MK ternyata mengabulkan gugatan yang mengandaskan harapan Bambang DH jadi walikota lagi. Meski punya agenda kepemimpinan untuk periode berikutnya, beliau yang berlatar belakang guru sekolah ini tidak ngotot melanjutkan jabatannya. PDI-P pun mencari jagoan baru.
Sementara itu, dua pihak lain bergerak. Wakil Walikota Arif Afandi menyadari bahwa PKB yang dulu mengusungnya kini terlalu lemah, terutama sejak ditinggalkan oleh KH Abdurrahman Wahid (Gus Dur). Ia kemudian menggantungkan diri kepada Partai Demokrat yang belakangan ini sering menang berkat aneka trik politik dan dana besar yang menandingi Golkar.
PKS juga berambisi menguasai kepemimpinan kota ini. Eks anggota DPRD Yulyani digadang-gadang, hingga dibuatkan sejumlah organisasi baru sebagai mesin politik. Di satu sisi, catatan politik perempuan ini konon bersih. Tapi di sisi lain, ia kurang toleran untuk standar Surabaya. Sikap kritisnya terhadap regulasi iklan di tempat umum disinyalir berkaitan dengan sikap anti-"aurat" (pakai tanda petik) yang sering terpampang di iklan.

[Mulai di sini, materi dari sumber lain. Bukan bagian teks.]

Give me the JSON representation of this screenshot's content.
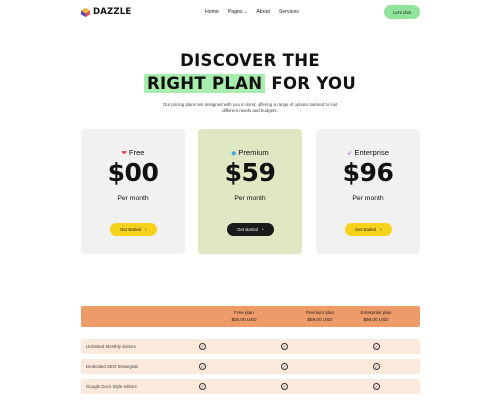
{
  "header": {
    "brand": "DAZZLE",
    "nav": [
      {
        "label": "Home",
        "dropdown": false
      },
      {
        "label": "Pages",
        "dropdown": true
      },
      {
        "label": "About",
        "dropdown": false
      },
      {
        "label": "Services",
        "dropdown": false
      }
    ],
    "cta_label": "Let's chat"
  },
  "hero": {
    "title_line1": "DISCOVER THE",
    "title_line2_highlight": "RIGHT PLAN",
    "title_line2_rest": "FOR YOU",
    "subtitle": "Our pricing plans are designed with you in mind, offering a range of options tailored to suit different needs and budgets."
  },
  "plans": [
    {
      "name": "Free",
      "icon": "heart-icon",
      "price": "$00",
      "period": "Per month",
      "button": "Get started"
    },
    {
      "name": "Premium",
      "icon": "diamond-icon",
      "price": "$59",
      "period": "Per month",
      "button": "Get started"
    },
    {
      "name": "Enterprise",
      "icon": "rocket-icon",
      "price": "$96",
      "period": "Per month",
      "button": "Get started"
    }
  ],
  "comparison": {
    "headers": [
      {
        "plan": "Free plan",
        "price": "$00.00 USD"
      },
      {
        "plan": "Premium plan",
        "price": "$59.00 USD"
      },
      {
        "plan": "Enterprise plan",
        "price": "$96.00 USD"
      }
    ],
    "rows": [
      {
        "label": "Unlimited Monthly visitors",
        "free": true,
        "premium": true,
        "enterprise": true
      },
      {
        "label": "Dedicated SEO Strategists",
        "free": true,
        "premium": true,
        "enterprise": true
      },
      {
        "label": "Google Docs Style editors",
        "free": true,
        "premium": true,
        "enterprise": true
      }
    ]
  },
  "colors": {
    "accent_green": "#8fe39b",
    "highlight_green": "#a8ecae",
    "card_grey": "#f1f1f1",
    "card_premium": "#dfe8c3",
    "button_yellow": "#f7d21a",
    "button_dark": "#1a1a1a",
    "table_header": "#ee9b6a",
    "table_row": "#fbe9dc"
  }
}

Arif Afandi dan Partai Demokrat menyadari bahwa peluangnya kali ini cukup berat, karena prestasinya tidak terlalu menonjol. Sebuah terobosan berani dilakukan. Partai Demokrat dan Golkar yang sering bersaing kini bergandeng tangan, di mana Adies Kadir dari Golkar jadi calon wakil walikota.
Latar belakang Arif Afandi sebagai eks pemimpin redaksi koran Jawa Pos dijadikan andalan kedua partai ini. Tentu saja, digabungkan dengan penyatuan dana politik yang sangat besar, ditambah pengalaman politik Golkar selama puluhan tahun. Bagi banyak pihak, ini pasangan dream team yang hampir tidak mungkin kalah, meski kualitas kepemimpinannya kelak patut diragukan.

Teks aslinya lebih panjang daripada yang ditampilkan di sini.